This is an entry into Monday’s Finish the Story flash fiction challenge, run by Barbara W. Beacham. I haven’t joined in with this one for a while but with a photo prompt like this, how could I not? This challenge gives you a picture prompt and the first line and asks that you finish the story in 100-150 words. The given line is in italics.
Etched in Stone
The petroglyphs told the story of an unusual event, an event so horrific that, in the space of moments, Oræftan’s life changed forever.
Five left to follow the herd. Only he returned – a mangled remnant of himself.
He jolted awake from troubled sleep with a pounding heart, the memories that haunted his dreams pursuing him into the waking world. Each breath grated harshly against his throat; tears stung the raw skin of his cheeks.
With a trembling hand Oræftan reached for the stone wall of his shelter, his fingers trailing over the roughly etched images. Soon he’d be finished. Only one last section remained to complete his telling of events: the great wyrm that attacked them upon the cliff’s edge.

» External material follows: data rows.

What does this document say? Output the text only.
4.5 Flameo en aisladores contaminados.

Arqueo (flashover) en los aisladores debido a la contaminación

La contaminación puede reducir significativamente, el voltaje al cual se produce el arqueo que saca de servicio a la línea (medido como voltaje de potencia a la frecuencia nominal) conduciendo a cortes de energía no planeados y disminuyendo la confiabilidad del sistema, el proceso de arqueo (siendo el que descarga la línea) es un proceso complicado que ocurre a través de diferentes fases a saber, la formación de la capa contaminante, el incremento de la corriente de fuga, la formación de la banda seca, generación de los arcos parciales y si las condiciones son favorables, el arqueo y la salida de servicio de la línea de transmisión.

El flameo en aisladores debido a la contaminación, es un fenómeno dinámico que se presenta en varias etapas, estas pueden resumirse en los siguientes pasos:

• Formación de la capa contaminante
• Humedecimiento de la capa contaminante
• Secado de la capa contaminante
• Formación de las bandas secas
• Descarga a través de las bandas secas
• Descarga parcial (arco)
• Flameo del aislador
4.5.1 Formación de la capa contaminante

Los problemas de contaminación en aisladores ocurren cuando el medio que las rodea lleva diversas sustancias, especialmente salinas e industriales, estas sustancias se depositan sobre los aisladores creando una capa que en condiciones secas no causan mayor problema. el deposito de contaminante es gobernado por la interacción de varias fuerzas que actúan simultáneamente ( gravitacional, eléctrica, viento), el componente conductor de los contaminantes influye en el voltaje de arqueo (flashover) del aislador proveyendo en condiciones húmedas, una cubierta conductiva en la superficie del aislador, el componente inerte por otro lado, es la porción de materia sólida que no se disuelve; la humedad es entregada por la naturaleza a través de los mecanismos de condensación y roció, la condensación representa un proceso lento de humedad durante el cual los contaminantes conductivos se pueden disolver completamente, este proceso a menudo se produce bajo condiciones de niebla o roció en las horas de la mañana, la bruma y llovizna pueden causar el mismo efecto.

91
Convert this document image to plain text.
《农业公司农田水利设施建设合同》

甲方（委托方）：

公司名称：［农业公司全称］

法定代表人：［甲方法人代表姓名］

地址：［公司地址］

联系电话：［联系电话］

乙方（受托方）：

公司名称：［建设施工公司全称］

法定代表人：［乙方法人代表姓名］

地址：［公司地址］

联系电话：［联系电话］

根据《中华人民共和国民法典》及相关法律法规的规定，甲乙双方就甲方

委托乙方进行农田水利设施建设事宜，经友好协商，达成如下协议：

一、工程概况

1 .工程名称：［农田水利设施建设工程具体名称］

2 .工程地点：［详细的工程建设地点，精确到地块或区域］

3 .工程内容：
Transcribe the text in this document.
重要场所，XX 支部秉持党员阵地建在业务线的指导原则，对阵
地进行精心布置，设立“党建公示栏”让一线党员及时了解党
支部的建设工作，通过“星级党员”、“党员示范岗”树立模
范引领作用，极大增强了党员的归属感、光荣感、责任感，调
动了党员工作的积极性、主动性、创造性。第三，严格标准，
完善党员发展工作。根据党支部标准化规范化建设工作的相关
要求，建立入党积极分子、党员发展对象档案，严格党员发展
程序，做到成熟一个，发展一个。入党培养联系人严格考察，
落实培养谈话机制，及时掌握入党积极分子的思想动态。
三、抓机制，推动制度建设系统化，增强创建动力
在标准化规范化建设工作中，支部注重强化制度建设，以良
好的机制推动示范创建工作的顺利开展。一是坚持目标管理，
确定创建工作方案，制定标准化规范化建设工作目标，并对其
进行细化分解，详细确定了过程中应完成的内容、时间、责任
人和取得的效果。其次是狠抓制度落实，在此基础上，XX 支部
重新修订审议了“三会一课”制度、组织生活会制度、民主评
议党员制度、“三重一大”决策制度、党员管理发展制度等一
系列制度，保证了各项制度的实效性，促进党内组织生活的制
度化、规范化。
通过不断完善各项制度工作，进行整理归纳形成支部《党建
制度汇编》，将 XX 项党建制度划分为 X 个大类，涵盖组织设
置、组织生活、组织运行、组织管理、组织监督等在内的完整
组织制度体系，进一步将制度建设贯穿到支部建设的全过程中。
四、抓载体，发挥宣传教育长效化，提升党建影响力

The burning substance expelled from the beast’s gaping jaws had left him blind, deaf and mute. There was only one way he could warn the rest of his tribe of the danger.
With touch his only guide, he carved.
Word Count: 150
This is actually the second version of this story I’ve written today. I’d practically finished it earlier – just had some edits still to do – when the laptop I was using (my new laptop!) decided it was time to do a restart. As I wasn’t in the room at the time I couldn’t even delay it until later as I usually would! This wouldn’t really have been a problem except it decided to freeze midway through ‘installing updates’. An hour later I decided to start again on my old laptop, which I’m still using now… Hopefully my new laptop will decide to work again soon.
If I’d had a few more words I would have liked to write a little about exactly how Oræftan managed to find his way back to his tribe after the wyrm’s attack. I doubt it was an easy trip in the state he was in…
The name Oræftan, by the way, is from the Old English for ‘artist’ or ‘craftsman’.